The organization awards three major grants. The Kushlan Research Grant, endowed from Dr. Jim Kushlan in 2000, an early member of the Society, funds research to encourage scientific advances in the understanding of wading birds such as herons, egrets and storks. Another similar generous donation endowed by Ian and Shirley Nisbet, is offered to anyone conducting research on terns or gulls. A general grant funded by donations from members and the society’s operating funds begins this year with the intention of funding research for conservation related studies, as well as studies not addressed by the other two awards.
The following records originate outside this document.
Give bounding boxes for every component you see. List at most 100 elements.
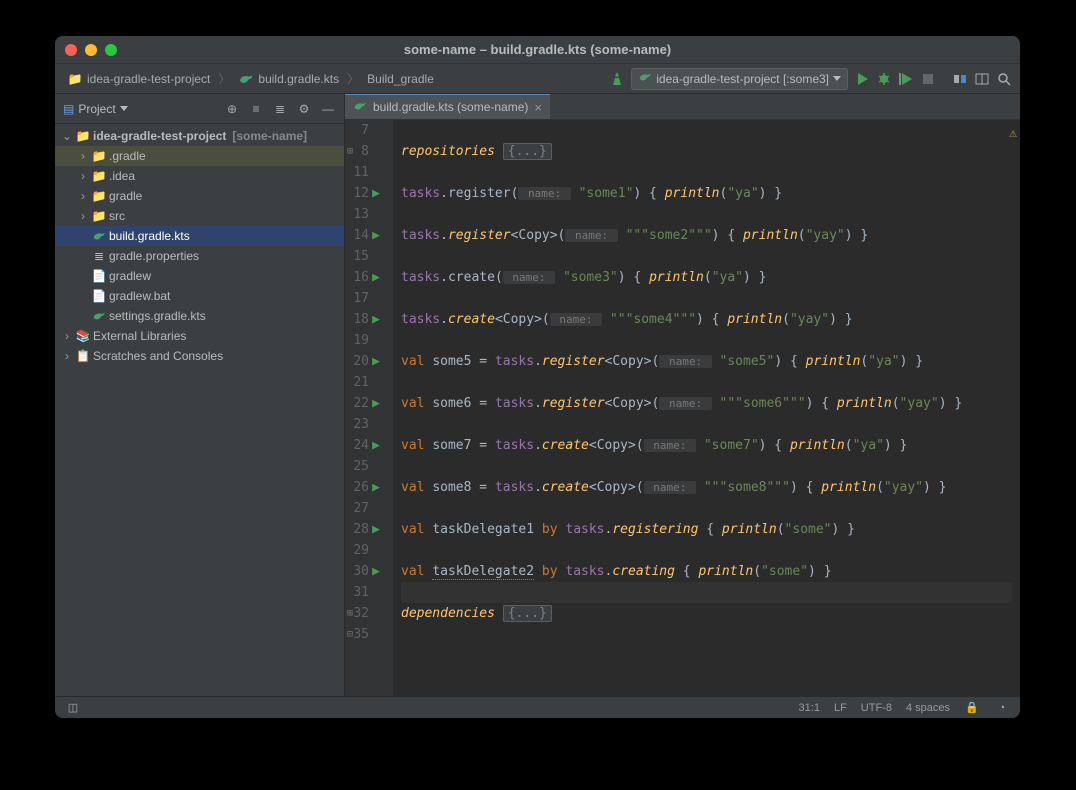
code-line[interactable] [401,372,1012,393]
tree-arrow-icon[interactable]: › [77,169,89,183]
stop-button[interactable] [920,71,936,87]
tree-arrow-icon[interactable]: ⌄ [61,129,73,143]
warning-indicator-icon[interactable]: ⚠ [1009,123,1017,144]
code-line[interactable] [401,414,1012,435]
close-tab-icon[interactable]: × [534,100,542,115]
fold-icon[interactable]: ⊞ [347,603,353,624]
gutter-line[interactable]: 11 [345,162,389,183]
indent-setting[interactable]: 4 spaces [906,702,950,714]
code-area[interactable]: ⚠ repositories {...} tasks.register( name… [393,120,1020,696]
namespace-icon[interactable] [952,71,968,87]
gutter[interactable]: 7⊞81112▶1314▶1516▶1718▶1920▶2122▶2324▶25… [345,120,393,696]
tree-item[interactable]: ›📁.gradle [55,146,344,166]
project-view-selector[interactable]: ▤ Project [63,102,128,116]
tree-arrow-icon[interactable]: › [77,189,89,203]
breadcrumb-item-project[interactable]: 📁 idea-gradle-test-project [63,70,214,88]
code-line[interactable] [401,624,1012,645]
gutter-line[interactable]: 31 [345,582,389,603]
gutter-line[interactable]: 24▶ [345,435,389,456]
gutter-line[interactable]: 29 [345,540,389,561]
close-window-button[interactable] [65,44,77,56]
code-line[interactable]: val some6 = tasks.register<Copy>( name: … [401,393,1012,414]
run-gutter-icon[interactable]: ▶ [369,267,383,288]
code-line[interactable] [401,162,1012,183]
code-line[interactable] [401,330,1012,351]
gutter-line[interactable]: ⊞32 [345,603,389,624]
gutter-line[interactable]: 26▶ [345,477,389,498]
tree-item[interactable]: build.gradle.kts [55,226,344,246]
run-gutter-icon[interactable]: ▶ [369,225,383,246]
settings-icon[interactable]: ⚙ [296,101,312,117]
expand-all-icon[interactable]: ≡ [248,101,264,117]
tree-item[interactable]: settings.gradle.kts [55,306,344,326]
code-line[interactable] [401,288,1012,309]
tree-arrow-icon[interactable]: › [77,149,89,163]
code-line[interactable]: val taskDelegate1 by tasks.registering {… [401,519,1012,540]
code-line[interactable] [401,540,1012,561]
gutter-line[interactable]: 27 [345,498,389,519]
code-line[interactable]: tasks.create<Copy>( name: """some4""") {… [401,309,1012,330]
debug-button[interactable] [876,71,892,87]
collapse-all-icon[interactable]: ≣ [272,101,288,117]
maximize-window-button[interactable] [105,44,117,56]
breadcrumb-item-file[interactable]: build.gradle.kts [234,69,343,89]
tree-arrow-icon[interactable]: › [61,349,73,363]
gutter-line[interactable]: ⊞8 [345,141,389,162]
tree-arrow-icon[interactable]: › [61,329,73,343]
gutter-line[interactable]: ⊟35 [345,624,389,645]
code-line[interactable] [401,120,1012,141]
code-line[interactable]: tasks.register<Copy>( name: """some2""")… [401,225,1012,246]
run-gutter-icon[interactable]: ▶ [369,393,383,414]
run-gutter-icon[interactable]: ▶ [369,561,383,582]
code-line[interactable] [401,246,1012,267]
gutter-line[interactable]: 30▶ [345,561,389,582]
gutter-line[interactable]: 28▶ [345,519,389,540]
line-separator[interactable]: LF [834,702,847,714]
coverage-button[interactable] [898,71,914,87]
inspection-profile-icon[interactable]: ◔ [994,700,1010,716]
tree-item[interactable]: ⌄📁idea-gradle-test-project[some-name] [55,126,344,146]
build-icon[interactable] [609,71,625,87]
gutter-line[interactable]: 15 [345,246,389,267]
readonly-lock-icon[interactable]: 🔒 [964,700,980,716]
gutter-line[interactable]: 13 [345,204,389,225]
run-gutter-icon[interactable]: ▶ [369,435,383,456]
gutter-line[interactable]: 23 [345,414,389,435]
gutter-line[interactable]: 18▶ [345,309,389,330]
code-line[interactable]: val some8 = tasks.create<Copy>( name: ""… [401,477,1012,498]
code-line[interactable]: val some7 = tasks.create<Copy>( name: "s… [401,435,1012,456]
tree-item[interactable]: ›📁.idea [55,166,344,186]
run-button[interactable] [854,71,870,87]
tree-arrow-icon[interactable]: › [77,209,89,223]
code-line[interactable] [401,498,1012,519]
gutter-line[interactable]: 22▶ [345,393,389,414]
gutter-line[interactable]: 14▶ [345,225,389,246]
tree-item[interactable]: ›📋Scratches and Consoles [55,346,344,366]
minimize-window-button[interactable] [85,44,97,56]
gutter-line[interactable]: 25 [345,456,389,477]
run-gutter-icon[interactable]: ▶ [369,309,383,330]
code-line[interactable] [401,204,1012,225]
file-encoding[interactable]: UTF-8 [861,702,892,714]
gutter-line[interactable]: 20▶ [345,351,389,372]
code-line[interactable] [401,456,1012,477]
tree-item[interactable]: ≣gradle.properties [55,246,344,266]
fold-icon[interactable]: ⊞ [347,141,353,162]
code-line[interactable] [401,582,1012,603]
code-line[interactable]: val taskDelegate2 by tasks.creating { pr… [401,561,1012,582]
tool-windows-icon[interactable]: ◫ [65,700,81,716]
gutter-line[interactable]: 7 [345,120,389,141]
caret-position[interactable]: 31:1 [799,702,820,714]
split-icon[interactable] [974,71,990,87]
fold-icon[interactable]: ⊟ [347,624,353,645]
run-gutter-icon[interactable]: ▶ [369,477,383,498]
search-icon[interactable] [996,71,1012,87]
code-line[interactable]: val some5 = tasks.register<Copy>( name: … [401,351,1012,372]
tree-item[interactable]: 📄gradlew.bat [55,286,344,306]
code-line[interactable]: dependencies {...} [401,603,1012,624]
gutter-line[interactable]: 17 [345,288,389,309]
run-gutter-icon[interactable]: ▶ [369,519,383,540]
code-line[interactable]: tasks.register( name: "some1") { println… [401,183,1012,204]
code-line[interactable]: repositories {...} [401,141,1012,162]
run-gutter-icon[interactable]: ▶ [369,183,383,204]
This desire to support the field and the next generation is also prevalent in The Waterbird Society annual meeting and research awards. As the organization hopes to live up to its international mission, they hold many meetings outside of North America, most recently at the University of Iceland in Reykjavik. Nol says that she often comes away from the meetings inspired, “I feel these meetings encourage people to do better science.” The smaller and more focused gatherings allow scientists to connect and to help one another. These meetings illustrate further assistance for young scientists. The organization also offers travel grants for the PhD, Masters, and Undergraduate students that hope to attend their conferences. Generally, all students who apply receive a modest travel stipend, between $200 and $500, to help defer travel costs to the annual meeting.
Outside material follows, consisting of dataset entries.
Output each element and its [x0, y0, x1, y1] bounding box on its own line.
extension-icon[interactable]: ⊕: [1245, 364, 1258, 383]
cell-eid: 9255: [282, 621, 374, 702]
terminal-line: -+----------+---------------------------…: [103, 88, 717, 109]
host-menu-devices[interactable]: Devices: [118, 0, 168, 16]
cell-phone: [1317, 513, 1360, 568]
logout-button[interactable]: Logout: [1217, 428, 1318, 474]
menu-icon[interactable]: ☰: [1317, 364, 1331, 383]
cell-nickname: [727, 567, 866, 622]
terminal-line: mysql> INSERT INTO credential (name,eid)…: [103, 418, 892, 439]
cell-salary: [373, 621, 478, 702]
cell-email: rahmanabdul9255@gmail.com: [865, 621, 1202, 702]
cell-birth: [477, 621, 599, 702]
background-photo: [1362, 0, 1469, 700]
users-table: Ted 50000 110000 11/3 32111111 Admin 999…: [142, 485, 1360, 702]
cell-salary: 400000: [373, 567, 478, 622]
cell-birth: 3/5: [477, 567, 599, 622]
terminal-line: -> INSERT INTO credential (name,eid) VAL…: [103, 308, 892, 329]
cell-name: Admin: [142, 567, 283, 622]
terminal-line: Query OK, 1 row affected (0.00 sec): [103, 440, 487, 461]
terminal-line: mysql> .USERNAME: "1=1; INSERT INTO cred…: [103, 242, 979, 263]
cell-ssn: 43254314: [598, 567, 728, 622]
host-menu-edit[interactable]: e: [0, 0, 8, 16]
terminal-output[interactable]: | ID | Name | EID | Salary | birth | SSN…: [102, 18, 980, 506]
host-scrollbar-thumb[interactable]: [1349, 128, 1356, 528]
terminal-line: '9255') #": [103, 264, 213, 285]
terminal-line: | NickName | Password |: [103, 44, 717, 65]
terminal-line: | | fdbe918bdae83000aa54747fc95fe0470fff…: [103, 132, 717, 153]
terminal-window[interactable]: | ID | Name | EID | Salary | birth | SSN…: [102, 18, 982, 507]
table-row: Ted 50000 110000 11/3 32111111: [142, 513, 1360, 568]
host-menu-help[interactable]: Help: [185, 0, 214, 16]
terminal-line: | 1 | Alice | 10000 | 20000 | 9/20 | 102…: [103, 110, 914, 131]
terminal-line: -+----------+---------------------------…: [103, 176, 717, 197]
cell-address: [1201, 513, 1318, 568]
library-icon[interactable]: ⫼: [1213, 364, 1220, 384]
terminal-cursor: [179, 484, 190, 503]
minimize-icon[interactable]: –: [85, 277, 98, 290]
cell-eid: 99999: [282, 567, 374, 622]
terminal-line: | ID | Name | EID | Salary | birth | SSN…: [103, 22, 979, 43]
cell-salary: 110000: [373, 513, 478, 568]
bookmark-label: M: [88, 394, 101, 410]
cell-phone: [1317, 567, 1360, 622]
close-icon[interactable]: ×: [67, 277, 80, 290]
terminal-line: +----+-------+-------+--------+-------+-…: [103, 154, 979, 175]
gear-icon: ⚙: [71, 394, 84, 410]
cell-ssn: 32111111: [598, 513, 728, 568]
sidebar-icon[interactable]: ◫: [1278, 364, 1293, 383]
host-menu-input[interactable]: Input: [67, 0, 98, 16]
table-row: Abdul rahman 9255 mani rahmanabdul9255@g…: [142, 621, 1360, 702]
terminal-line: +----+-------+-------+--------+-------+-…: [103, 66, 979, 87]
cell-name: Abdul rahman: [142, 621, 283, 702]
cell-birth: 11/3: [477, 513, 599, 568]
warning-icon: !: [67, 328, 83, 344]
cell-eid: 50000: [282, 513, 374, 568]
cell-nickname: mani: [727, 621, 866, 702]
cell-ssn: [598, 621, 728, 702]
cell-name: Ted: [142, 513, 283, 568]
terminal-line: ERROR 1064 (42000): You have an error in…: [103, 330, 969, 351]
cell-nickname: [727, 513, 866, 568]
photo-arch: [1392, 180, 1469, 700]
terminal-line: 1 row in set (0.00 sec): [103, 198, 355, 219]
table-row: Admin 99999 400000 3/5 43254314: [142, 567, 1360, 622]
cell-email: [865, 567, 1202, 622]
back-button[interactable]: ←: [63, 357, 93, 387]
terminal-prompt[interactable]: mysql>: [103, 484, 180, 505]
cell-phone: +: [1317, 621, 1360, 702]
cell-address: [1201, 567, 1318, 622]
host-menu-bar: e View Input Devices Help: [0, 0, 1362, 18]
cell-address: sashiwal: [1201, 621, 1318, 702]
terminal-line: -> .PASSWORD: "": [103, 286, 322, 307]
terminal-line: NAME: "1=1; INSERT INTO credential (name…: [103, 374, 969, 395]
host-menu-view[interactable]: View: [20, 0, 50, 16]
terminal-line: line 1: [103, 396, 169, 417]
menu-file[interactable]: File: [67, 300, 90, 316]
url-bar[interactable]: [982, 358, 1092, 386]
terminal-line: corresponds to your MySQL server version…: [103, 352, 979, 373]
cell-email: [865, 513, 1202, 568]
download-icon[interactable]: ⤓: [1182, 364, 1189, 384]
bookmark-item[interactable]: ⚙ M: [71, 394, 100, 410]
Nol admits that these meetings can be intimidating for student members, “Seeing young scientists and teaching them how to network in this field is a major function of our meetings as it can be hard for people to feel comfortable talking with more established waterbird biologists. Young scientists need all the encouragement they can get.” The smallish meetings concentrate subject areas and offer more opportunities for students to approach professionals and to receive better feedback on their work. Senior members of the organization go out of their way to connect with students and young academics, to provide advice on how to navigate the daunting field of academia.
To use an age old (and perhaps cliché) aphorism, birds of a feather flock together. The comradery felt through scientists and the desire to support the next generation is what keeps The Waterbird Society propelling forward. Through the organization’s journal, research grants, and international annual meetings they advance their field and provide mentorship and experience for young scientists. To Nol it’s a vital effort, “supporting students is supporting the future of the Society.”
Erica Nol is a professor of Biology at Trent University in Peterborough, Ontario, Canada. She has been teaching undergraduate courses in Ecology, Ornithology and Biostatistics for over 30 years and has supervised over 50 graduate students in projects ranging from the conservation of grassland birds to the effects of climate change on arctic breeding shorebirds. She previously served as the President of the Society of Canadian Ornithologists, and now serves as the President of The Waterbird Society.
Jack Ahern is a Masters of Public Administration student focusing on nonprofit management at NC State University.